La Cour suprême des États-Unis a annulé l’interdiction du simple féminin dans les écoles et les sports universitaires féminins.

La Cour suprême des États-Unis a statué que les États peuvent interdire aux athlètes féminines de participer à des compétitions sportives féminines au lycée et à l’université.

Le tribunal a examiné les cas d’étudiants de deux pays différents qui ont contesté l’interdiction de participation. Deux États, l’Idaho et la Virginie occidentale, ont adopté des lois obligeant les équipes sportives des lycées et collèges à concourir selon le sexe qui leur a été attribué à la naissance.

L’une des deux contestations affirmait que l’interdiction violait l’égalité de protection prévue par la Constitution américaine.
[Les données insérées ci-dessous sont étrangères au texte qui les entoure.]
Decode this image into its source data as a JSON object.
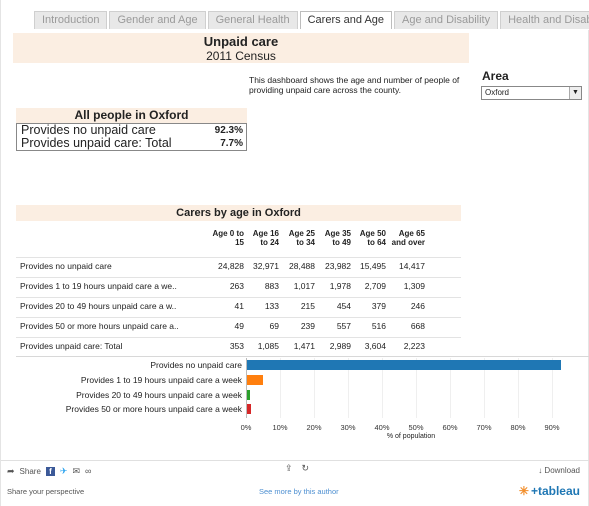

L’autre a déclaré que c’était contraire aux lois sur les droits de l’homme.

Plus d’une douzaine d’États ont mis en œuvre des interdictions depuis que l’Idaho l’a fait en 2020.

En vertu de l’interdiction du gouvernement, une femme transgenre – un homme né de sexe masculin qui s’identifie comme une femme – n’est pas autorisée à participer à des compétitions sportives féminines dans les écoles et les collèges.

Les neuf juges du tribunal ont statué que l’interdiction de l’État ne violait pas le titre IX, une loi sur les droits civils qui interdit la discrimination sexuelle dans les écoles.

Mais les juges étaient divisés sur la question de savoir si l’interdiction violait la garantie d’égalité devant la loi du 14e amendement de la Constitution.

Six juges indépendants ont déclaré que cela ne violait pas la constitution, mais trois juges indépendants n’étaient pas d’accord.

« La Constitution et le Titre IX ne cherchent pas à réformer le sport pour les femmes et les filles à travers l’Amérique », a écrit le juge Brett Kavanaugh, à l’origine de la décision.

Dans sa dissidence partielle, la juge Sonia Sotomayor a déclaré que l’opinion majoritaire appliquait « un concept limité d’égalité de protection » au sport.

Le défi qui a commencé dans l’Idaho est venu d’une femme transgenre, Lindsay Hecox, une coureuse de fond, qui s’est inscrite peu de temps après la promulgation de la loi. Ensuite, le tribunal de district et la cour d’appel se sont prononcés contre lui.

La législatrice de l’État, Barbara Ehardt, qui a introduit la loi, a déclaré à l’époque qu’elle avait été adoptée pour garantir que « les garçons et les hommes ne pourront pas prendre la place des filles et des femmes dans le sport parce que ce n’est pas juste ».

Mais en statuant en appel, un panel de trois juges a déclaré la loi de l’Idaho inconstitutionnelle. Ils affirment que le gouvernement n’a pas fourni la preuve que cette interdiction protège « l’égalité des sexes et les opportunités pour les athlètes féminines ».

Le procureur général de Virginie-Occidentale, JB McCuskey, a déclaré que cette décision était une victoire stratégique et qu’elle apporterait à tous les États « la clarté et la confiance nécessaires pour garantir la justice et la sécurité des athlètes féminines d’aujourd’hui et des générations à venir ».

Mais la Human Rights Campaign (HRC), qui représente la communauté LGBT, a critiqué cette décision.

« Cette décision est déchirante pour les athlètes transgenres qui sont obligés de rester à l’écart en raison de qui ils sont », a déclaré la présidente du HRC, Kelley Robinson.

Le président Donald Trump, qui a célébré cette décision et l’a qualifiée de « GRANDE VICTOIRE » sur les réseaux sociaux, a fait de la question des athlètes transgenres dans le sport féminin une priorité de sa campagne électorale de 2024. L’année dernière, il a signé une loi majeure visant à interdire aux athlètes féminines de concourir dans des équipes sportives féminines dans les écoles et les collèges.

À la suite de cette décision, la NCAA, l’organisme directeur des sports universitaires aux États-Unis, a interdit aux femmes transgenres de concourir dans des sports féminins.

Les partisans de l’interdiction ont fait valoir que les femmes transgenres avaient un avantage naturel sur les athlètes enregistrées comme femmes à la naissance.

Lorsque le Comité International Olympique (CIO) a annoncé en mars qu’il limiterait les Jeux olympiques féminins aux femmes naturelles, il a déclaré que son équipe avait examiné les dernières preuves scientifiques au cours des 18 derniers mois et a noté qu’il existe un « consensus clair », externe que « la sexualité des hommes offre des possibilités d’exercice et toutes les activités qui dépendent de la force, de la puissance et de la résistance ».

Ceux qui s’opposent à l’interdiction affirment qu’elle constitue une discrimination injuste à l’égard des étudiants transgenres et se demandent s’il existe un consensus scientifique selon lequel les femmes et les filles souffrant de malformations congénitales sont plus susceptibles d’en souffrir.